When students reach seventh grade, they pick an arts “major,” like theater, music or graphic arts. Dance majors work with Kerr on techniques, such as ballet, modern, hip hop and jazz, and they further experiment with the choreographic process. “I allow for a lot of exploration, a lot of risk taking. I’m not the 2+2=4 teacher,” says Kerr, adding that he encourages his students to resolve their own issues without adult intervention whenever possible. “A lot of students want validation that they’re doing something right and ask me for help. I tell them, ‘Why do you need my help? Why do you think I know the answer?'”
Lifelong Impact
Brooklyn resident Shakirah Windbish, 22, was one of Kerr’s students. She now works at New Voices and assists Kerr in his classes three times a week. “He’s always been an ambitious, hard-working, structured teacher, but I feel like he’s perfected his craft even more,” she says.

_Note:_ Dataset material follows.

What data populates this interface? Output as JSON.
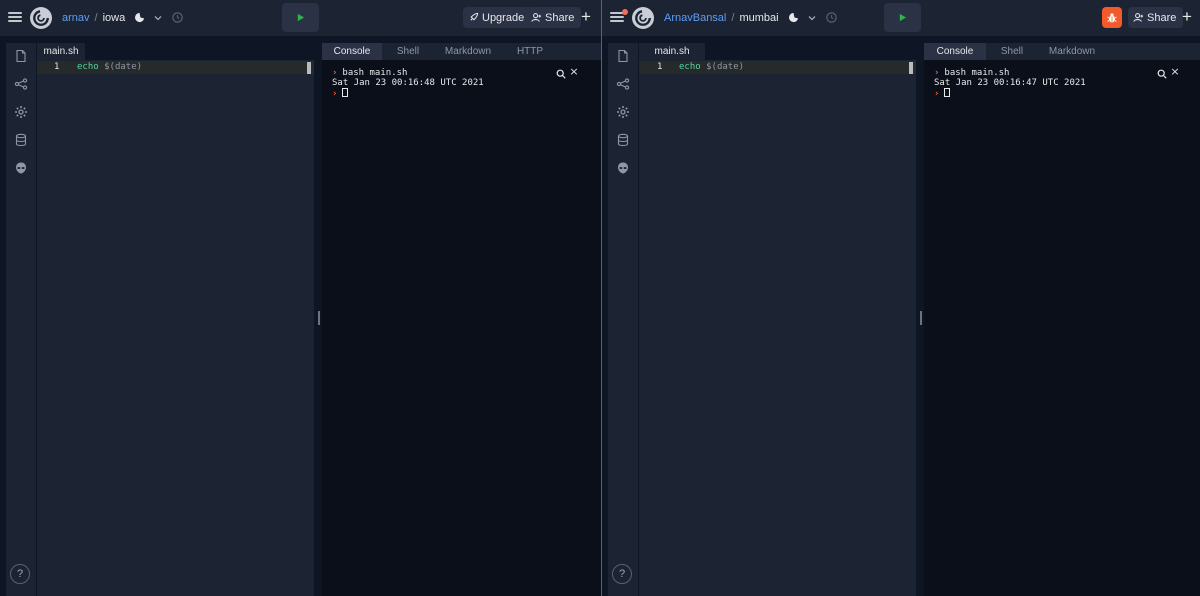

In addition to learning firsthand tips on how to be a better teacher, Windbish is also an apprentice in Kerr’s seven-member not-for-profit company, DanceKerr & Dancers, which he founded in 2015. The company performs Kerr’s work throughout the NYC and New Jersey area.
Windbish hopes to someday run an occupational therapy practice that incorporates dance. “It feels good that I get to help and be supportive to the students, and that I get to help Mr. Kerr and continue to learn from him,” Windbish says. “I can’t give dance up ever. It’s within me.”